An End-to-End Multi-Module Audio Deepfake Generation System for ADD Challenge 2023

Authors: Sheng Zhao, Qilong Yuan, Yibo Duan, Zhuoyue Chen

Published: 2023-07-03 03:21:23+00:00

AI Summary

This paper presents an end-to-end multi-module audio deepfake generation system consisting of a speaker encoder, a Tacotron2-based synthesizer, and a WaveRNN-based vocoder. This system achieved first place in the ADD 2023 challenge Track 1.1, demonstrating high-quality synthetic speech generation.

Abstract

The task of synthetic speech generation is to generate language content from a given text, then simulating fake human voice.The key factors that determine the effect of synthetic speech generation mainly include speed of generation, accuracy of word segmentation, naturalness of synthesized speech, etc.
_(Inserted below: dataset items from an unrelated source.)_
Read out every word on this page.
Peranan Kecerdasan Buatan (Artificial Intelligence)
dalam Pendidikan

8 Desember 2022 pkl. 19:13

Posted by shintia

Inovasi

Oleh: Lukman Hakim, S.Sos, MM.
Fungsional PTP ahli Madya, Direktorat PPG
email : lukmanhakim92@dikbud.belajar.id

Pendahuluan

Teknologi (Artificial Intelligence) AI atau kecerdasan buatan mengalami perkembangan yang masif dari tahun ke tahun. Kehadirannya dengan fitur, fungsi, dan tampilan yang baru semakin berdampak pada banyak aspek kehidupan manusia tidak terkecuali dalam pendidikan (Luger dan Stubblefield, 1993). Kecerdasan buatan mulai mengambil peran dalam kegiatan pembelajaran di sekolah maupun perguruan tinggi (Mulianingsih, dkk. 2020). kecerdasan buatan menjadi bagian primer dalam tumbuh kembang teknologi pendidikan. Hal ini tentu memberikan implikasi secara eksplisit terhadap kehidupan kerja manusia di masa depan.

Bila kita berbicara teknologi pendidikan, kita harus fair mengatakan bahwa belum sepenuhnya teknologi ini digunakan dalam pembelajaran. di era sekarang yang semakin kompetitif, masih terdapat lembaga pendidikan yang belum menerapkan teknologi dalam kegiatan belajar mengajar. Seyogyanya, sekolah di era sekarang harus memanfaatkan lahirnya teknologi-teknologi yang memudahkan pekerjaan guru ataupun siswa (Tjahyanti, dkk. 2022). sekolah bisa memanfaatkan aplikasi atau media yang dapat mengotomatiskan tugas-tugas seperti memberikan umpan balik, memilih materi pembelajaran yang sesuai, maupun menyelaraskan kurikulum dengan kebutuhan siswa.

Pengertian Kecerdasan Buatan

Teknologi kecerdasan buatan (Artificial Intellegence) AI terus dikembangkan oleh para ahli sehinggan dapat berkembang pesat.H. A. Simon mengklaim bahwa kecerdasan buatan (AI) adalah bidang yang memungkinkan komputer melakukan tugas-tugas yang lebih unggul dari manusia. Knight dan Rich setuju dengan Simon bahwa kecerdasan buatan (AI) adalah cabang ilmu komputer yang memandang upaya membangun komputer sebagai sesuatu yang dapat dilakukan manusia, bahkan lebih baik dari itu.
This paper builds an end-to-end multi-module synthetic speech generation model, including speaker encoder, synthesizer based on Tacotron2, and vocoder based on WaveRNN. In addition, we perform a lot of comparative experiments on different datasets and various model structures. Finally, we won the first place in the ADD 2023 challenge Track 1.1 with the weighted deception success rate (WDSR) of 44.97%.


Key findings
The proposed model outperforms the baseline FastSpeech model in terms of Equal Error Rate (EER) on both AISHELL-3 and LibriTTS datasets. Using WaveRNN as the vocoder yields better results compared to Hifi-GAN. The system achieved first place in the ADD 2023 challenge Track 1.1 with a weighted deception success rate of 44.97%.
Approach
The authors address the problem of audio deepfake generation by creating a three-module system. This system uses a speaker encoder to provide speaker information to a Tacotron2 synthesizer, which generates speech features. These features are then converted to a waveform by a WaveRNN vocoder.
Datasets
AISHELL-3, LibriTTS, MUSAN, RIRs
Model(s)
BiLSTM, Tacotron2, WaveRNN, Hifi-GAN (used in ablation study), RawNet2, Res-TSSDNet, ECAPA-TDNN (used for detection)
Author countries
China